The Horn of Africa state hit the headlines again this week when a suicide bomber struck a medical graduation ceremony and killed at least 22 people, including three government ministers, several doctors, students and their relatives. Western security agencies say Somalia has become a safe haven for militants, including foreign jihadists, who are using it to plot attacks across the impoverished region and beyond.

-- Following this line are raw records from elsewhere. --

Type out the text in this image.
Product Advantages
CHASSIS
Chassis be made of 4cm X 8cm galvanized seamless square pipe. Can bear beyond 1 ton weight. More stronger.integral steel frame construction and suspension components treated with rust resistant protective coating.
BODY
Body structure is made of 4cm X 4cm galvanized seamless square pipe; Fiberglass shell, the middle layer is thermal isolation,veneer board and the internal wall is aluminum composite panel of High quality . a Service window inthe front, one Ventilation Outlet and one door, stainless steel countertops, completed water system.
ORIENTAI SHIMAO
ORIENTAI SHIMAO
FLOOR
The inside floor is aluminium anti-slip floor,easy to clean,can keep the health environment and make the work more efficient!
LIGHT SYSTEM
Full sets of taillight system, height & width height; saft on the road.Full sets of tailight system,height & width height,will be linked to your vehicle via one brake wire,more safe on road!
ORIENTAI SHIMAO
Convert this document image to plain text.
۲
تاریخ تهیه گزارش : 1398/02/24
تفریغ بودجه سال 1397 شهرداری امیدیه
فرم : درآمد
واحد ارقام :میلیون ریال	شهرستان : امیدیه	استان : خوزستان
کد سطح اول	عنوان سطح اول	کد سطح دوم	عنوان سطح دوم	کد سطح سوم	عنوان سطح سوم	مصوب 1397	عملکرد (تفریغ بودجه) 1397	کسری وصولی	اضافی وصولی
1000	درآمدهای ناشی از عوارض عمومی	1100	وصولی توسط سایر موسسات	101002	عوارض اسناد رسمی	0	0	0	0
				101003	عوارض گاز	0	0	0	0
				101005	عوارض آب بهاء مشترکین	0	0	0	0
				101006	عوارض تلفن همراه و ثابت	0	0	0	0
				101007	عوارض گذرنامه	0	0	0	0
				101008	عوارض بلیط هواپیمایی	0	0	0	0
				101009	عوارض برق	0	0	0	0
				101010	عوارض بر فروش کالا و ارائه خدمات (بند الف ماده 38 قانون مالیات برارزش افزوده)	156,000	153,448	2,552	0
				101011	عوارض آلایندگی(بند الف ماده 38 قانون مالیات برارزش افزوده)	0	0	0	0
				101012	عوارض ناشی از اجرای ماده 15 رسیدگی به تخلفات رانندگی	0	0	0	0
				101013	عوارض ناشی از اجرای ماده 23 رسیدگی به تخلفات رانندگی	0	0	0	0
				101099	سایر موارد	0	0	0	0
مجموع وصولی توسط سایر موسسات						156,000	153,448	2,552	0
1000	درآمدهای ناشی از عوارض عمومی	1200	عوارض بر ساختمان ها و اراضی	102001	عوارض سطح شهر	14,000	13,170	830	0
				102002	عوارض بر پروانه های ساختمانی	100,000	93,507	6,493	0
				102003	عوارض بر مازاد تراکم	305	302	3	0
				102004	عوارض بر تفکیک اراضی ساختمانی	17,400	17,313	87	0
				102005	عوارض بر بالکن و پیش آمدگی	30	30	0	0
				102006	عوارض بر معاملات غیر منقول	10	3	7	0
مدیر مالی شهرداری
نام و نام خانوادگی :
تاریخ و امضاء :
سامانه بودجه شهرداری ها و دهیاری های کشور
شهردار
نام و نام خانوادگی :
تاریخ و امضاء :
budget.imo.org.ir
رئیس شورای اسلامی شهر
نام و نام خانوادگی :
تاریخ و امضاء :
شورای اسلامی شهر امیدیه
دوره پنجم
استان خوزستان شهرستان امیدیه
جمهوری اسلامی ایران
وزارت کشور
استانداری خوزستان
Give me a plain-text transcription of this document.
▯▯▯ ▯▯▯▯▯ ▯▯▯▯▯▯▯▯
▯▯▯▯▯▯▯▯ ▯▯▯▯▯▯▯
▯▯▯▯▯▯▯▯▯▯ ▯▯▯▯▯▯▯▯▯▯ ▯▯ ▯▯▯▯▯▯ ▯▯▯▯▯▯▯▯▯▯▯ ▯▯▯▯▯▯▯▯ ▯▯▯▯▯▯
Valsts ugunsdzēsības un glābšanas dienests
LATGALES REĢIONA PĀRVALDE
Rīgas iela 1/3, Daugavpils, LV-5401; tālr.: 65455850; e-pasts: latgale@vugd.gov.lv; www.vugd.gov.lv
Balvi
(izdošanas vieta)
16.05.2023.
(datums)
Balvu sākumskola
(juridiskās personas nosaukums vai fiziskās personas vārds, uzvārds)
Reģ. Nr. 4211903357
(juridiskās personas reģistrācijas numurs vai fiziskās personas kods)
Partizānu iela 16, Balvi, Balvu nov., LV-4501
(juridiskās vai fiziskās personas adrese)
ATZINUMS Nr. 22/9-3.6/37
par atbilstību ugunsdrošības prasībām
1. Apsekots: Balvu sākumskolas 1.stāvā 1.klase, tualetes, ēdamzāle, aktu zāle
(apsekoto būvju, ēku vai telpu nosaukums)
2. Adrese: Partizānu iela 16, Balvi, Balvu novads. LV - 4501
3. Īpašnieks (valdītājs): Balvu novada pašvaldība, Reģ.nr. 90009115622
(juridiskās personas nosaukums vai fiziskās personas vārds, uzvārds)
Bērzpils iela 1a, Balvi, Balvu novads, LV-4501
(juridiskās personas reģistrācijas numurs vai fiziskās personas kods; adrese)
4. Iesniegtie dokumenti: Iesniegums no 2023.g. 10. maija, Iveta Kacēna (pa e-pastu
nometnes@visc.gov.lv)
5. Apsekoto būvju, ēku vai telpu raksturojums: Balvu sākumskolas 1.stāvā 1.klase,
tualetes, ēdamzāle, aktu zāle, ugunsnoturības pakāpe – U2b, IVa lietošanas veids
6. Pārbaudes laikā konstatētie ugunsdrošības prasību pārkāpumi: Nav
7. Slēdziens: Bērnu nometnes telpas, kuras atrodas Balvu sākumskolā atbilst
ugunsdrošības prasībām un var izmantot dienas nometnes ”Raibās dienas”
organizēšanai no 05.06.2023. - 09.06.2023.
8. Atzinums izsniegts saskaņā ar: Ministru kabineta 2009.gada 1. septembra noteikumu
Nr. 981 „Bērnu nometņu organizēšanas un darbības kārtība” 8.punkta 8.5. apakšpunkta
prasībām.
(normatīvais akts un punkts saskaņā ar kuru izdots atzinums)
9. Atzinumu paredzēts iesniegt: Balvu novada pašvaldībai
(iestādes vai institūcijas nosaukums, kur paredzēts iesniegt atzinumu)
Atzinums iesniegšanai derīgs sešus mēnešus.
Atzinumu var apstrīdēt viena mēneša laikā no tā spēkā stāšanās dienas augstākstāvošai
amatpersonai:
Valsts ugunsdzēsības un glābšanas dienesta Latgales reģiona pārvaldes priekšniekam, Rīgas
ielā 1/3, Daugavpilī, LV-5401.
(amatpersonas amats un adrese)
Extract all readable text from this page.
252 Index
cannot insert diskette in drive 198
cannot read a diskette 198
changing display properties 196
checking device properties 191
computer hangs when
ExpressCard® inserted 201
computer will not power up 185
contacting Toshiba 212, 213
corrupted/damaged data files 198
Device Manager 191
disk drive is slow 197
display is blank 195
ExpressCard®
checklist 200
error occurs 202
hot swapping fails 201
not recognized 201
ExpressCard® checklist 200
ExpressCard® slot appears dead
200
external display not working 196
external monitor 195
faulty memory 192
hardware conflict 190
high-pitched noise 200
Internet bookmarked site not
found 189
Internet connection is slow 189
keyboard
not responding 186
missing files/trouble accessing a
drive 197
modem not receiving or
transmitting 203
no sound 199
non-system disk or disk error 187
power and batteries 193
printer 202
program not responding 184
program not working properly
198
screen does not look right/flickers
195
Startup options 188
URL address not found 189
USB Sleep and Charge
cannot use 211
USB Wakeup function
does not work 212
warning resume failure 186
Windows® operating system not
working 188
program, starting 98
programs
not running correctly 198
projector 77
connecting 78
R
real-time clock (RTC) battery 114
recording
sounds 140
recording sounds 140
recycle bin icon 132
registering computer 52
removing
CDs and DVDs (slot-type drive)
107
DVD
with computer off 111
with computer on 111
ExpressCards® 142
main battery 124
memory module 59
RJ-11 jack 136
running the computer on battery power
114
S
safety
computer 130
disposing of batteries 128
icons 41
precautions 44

Fighting has killed at least 19,000 civilians since the start of 2007 and driven another 1.5 million from their homes, triggering one of the world's worst humanitarian disasters. Sharmarke agreed regional stability was increasingly at stake, and said his administration first needed help to restore effective government and train its security forces.
Second, he said, the world must restore and enforce the nation's economic exclusion zone so it could use its own potential wealth of fish, oil and gas to fund its future. "Our fishermen currently watch as other countries plunder our waters," the prime minister said. "Whilst we condemn it outright, it is no wonder these angry and desperate people resort to 'fishing' for ships instead."
Thirdly, he called for a large civil programme to train young Somalis and set up legitimate commercial livelihoods. He did not give any estimate of how much this might cost. Sharmarke said the same principles had been used to great effect in other troubled places that harboured threats to UK national security such as Northern Ireland, Iraq and Afghanistan, and asked why they had never been tried in Somalia.